Paul has such a high opinion of families.

He offers Glitch this helpless, reckless sort of grin. "We have to swear blood oaths not to talk about politics, now."
smecker: ("Hell is empty...")

[personal profile] smecker 2012-11-23 09:59 am (UTC)(link)
"No. Yes. I mean, that's fair," Paul says with a wave of his hand, acknowledging all that. He wonders if maybe he shouldn't have been drinking vodka while waiting for Glitch. Hindsight.

"...Glitch..." Paul gives his glass another rotation on the bar. "You didn't have to come with Cain after my ass during Nightmare Theatre 3000."
smecker: ("Hell is empty...")

[personal profile] smecker 2012-11-26 10:24 am (UTC)(link)
Paul watches Glitch sidelong, and nods. He uses his fingertips to push his glass a little further away from him on the bar. Unbidden, maybe unnoticed, his other hand drifts to one of the bullet scars hidden under clothing.

"I know."

Paul cracks his knuckles once, studies his glass.

"Thank you. I never said it. Was busy blood-loss-ing and all and then I was busy trying to drive Wyatt insane. But... thank you. I owe you one."
smecker: (Red)

[personal profile] smecker 2012-12-06 09:01 am (UTC)(link)
"Yeah." Paul nods. He picks up on some of what's not being said, not all of that, but yeah.
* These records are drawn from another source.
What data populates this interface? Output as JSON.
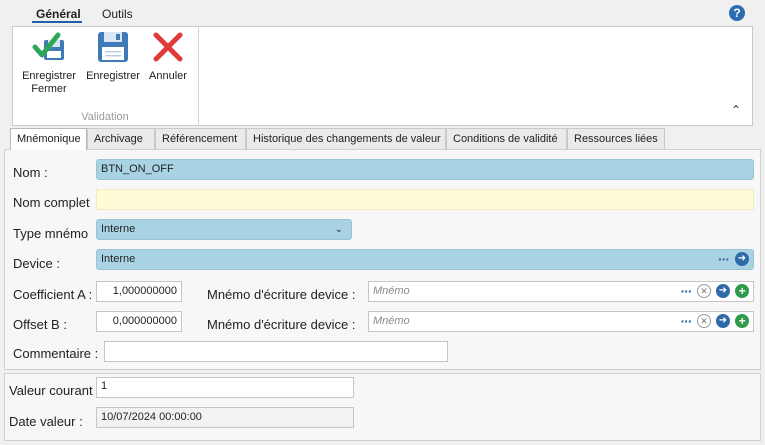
{
  "ribbon": {
    "tabs": [
      "Général",
      "Outils"
    ],
    "help_icon": "help-icon",
    "buttons": [
      {
        "label": "Enregistrer\nFermer",
        "icon": "save-close-icon"
      },
      {
        "label": "Enregistrer",
        "icon": "save-icon"
      },
      {
        "label": "Annuler",
        "icon": "cancel-icon"
      }
    ],
    "group_label": "Validation",
    "collapse_glyph": "^"
  },
  "page_tabs": [
    "Mnémonique",
    "Archivage",
    "Référencement",
    "Historique des changements de valeur",
    "Conditions de validité",
    "Ressources liées"
  ],
  "form": {
    "nom": {
      "label": "Nom :",
      "value": "BTN_ON_OFF"
    },
    "nom_complet": {
      "label": "Nom complet",
      "value": ""
    },
    "type_mnemo": {
      "label": "Type mnémo",
      "value": "Interne"
    },
    "device": {
      "label": "Device :",
      "value": "Interne"
    },
    "coefficient_a": {
      "label": "Coefficient A :",
      "value": "1,000000000"
    },
    "offset_b": {
      "label": "Offset B :",
      "value": "0,000000000"
    },
    "mnemo_ecriture_1": {
      "label": "Mnémo d'écriture device :",
      "placeholder": "Mnémo"
    },
    "mnemo_ecriture_2": {
      "label": "Mnémo d'écriture device :",
      "placeholder": "Mnémo"
    },
    "commentaire": {
      "label": "Commentaire :",
      "value": ""
    }
  },
  "bottom": {
    "valeur_courante": {
      "label": "Valeur courant",
      "value": "1"
    },
    "date_valeur": {
      "label": "Date valeur :",
      "value": "10/07/2024 00:00:00"
    }
  },
  "colors": {
    "accent": "#1e5fa8",
    "field_blue": "#a9d3e4",
    "field_yellow": "#fefbd6",
    "cancel_red": "#e03a3a",
    "check_green": "#2fa55a"
  }
}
Some of it.

Paul studies the bottle. They've made serious inroads. Maybe a little too serious, he's not too sure he trusts his balance.

"....yeah. Uh. I wonder if Taxon taxis will actually come if you call." He's never tried before.
smecker: (Default)

[personal profile] smecker 2012-12-11 08:52 am (UTC)(link)
Paul laughs, a little raucous. The language barrier thing makes perfect sense to him, at least.

He collects the bottle; he paid for it dammit, and wobbles to his feet. Oh-kay. Balance. Yeah. Counter is good. Great.

"Sounds like a plan," he says with a sloppy reckless smile at Glitch. "If we both faceplant on the sidewalk, I'll use your hair as a cushion."
smecker: (...)

[personal profile] smecker 2012-12-24 09:01 am (UTC)(link)
Like Paul could miss that. Vodka or not, he shoots Glitch a sharp sidelong glance, and then a tiny speculative smile starts playing at the corners of Paul's mouth.

"Oh really," Paul says as they make it to the door. He holds it for Glitch, like the gentleman he sometimes is. almost never is

"Anybody I know?" ....in the pool of like... twenty-something people in Taxon.
smecker: (grin - excellent)

[personal profile] smecker 2013-01-04 12:35 am (UTC)(link)
Paul tilts his head. "What, Prince-of-Persia kid?" He considers this, arches his brows. Kid's pretty, sure.

"I guess you two have the whole curly-headed-brunette thing locked up."
smecker: (Amusement is Mine)

[personal profile] smecker 2013-01-18 08:36 am (UTC)(link)
No way he can slow it down.

"He's kid enough," Paul says, but he's not judging. He smiles a little, lopsided and vodka-dripped, at the idea of the dancing.

"East meets West. No, East meets OZ. Oh, whatever. Well, more power to you. To you both. Happiness rare enough to come by and all that crap."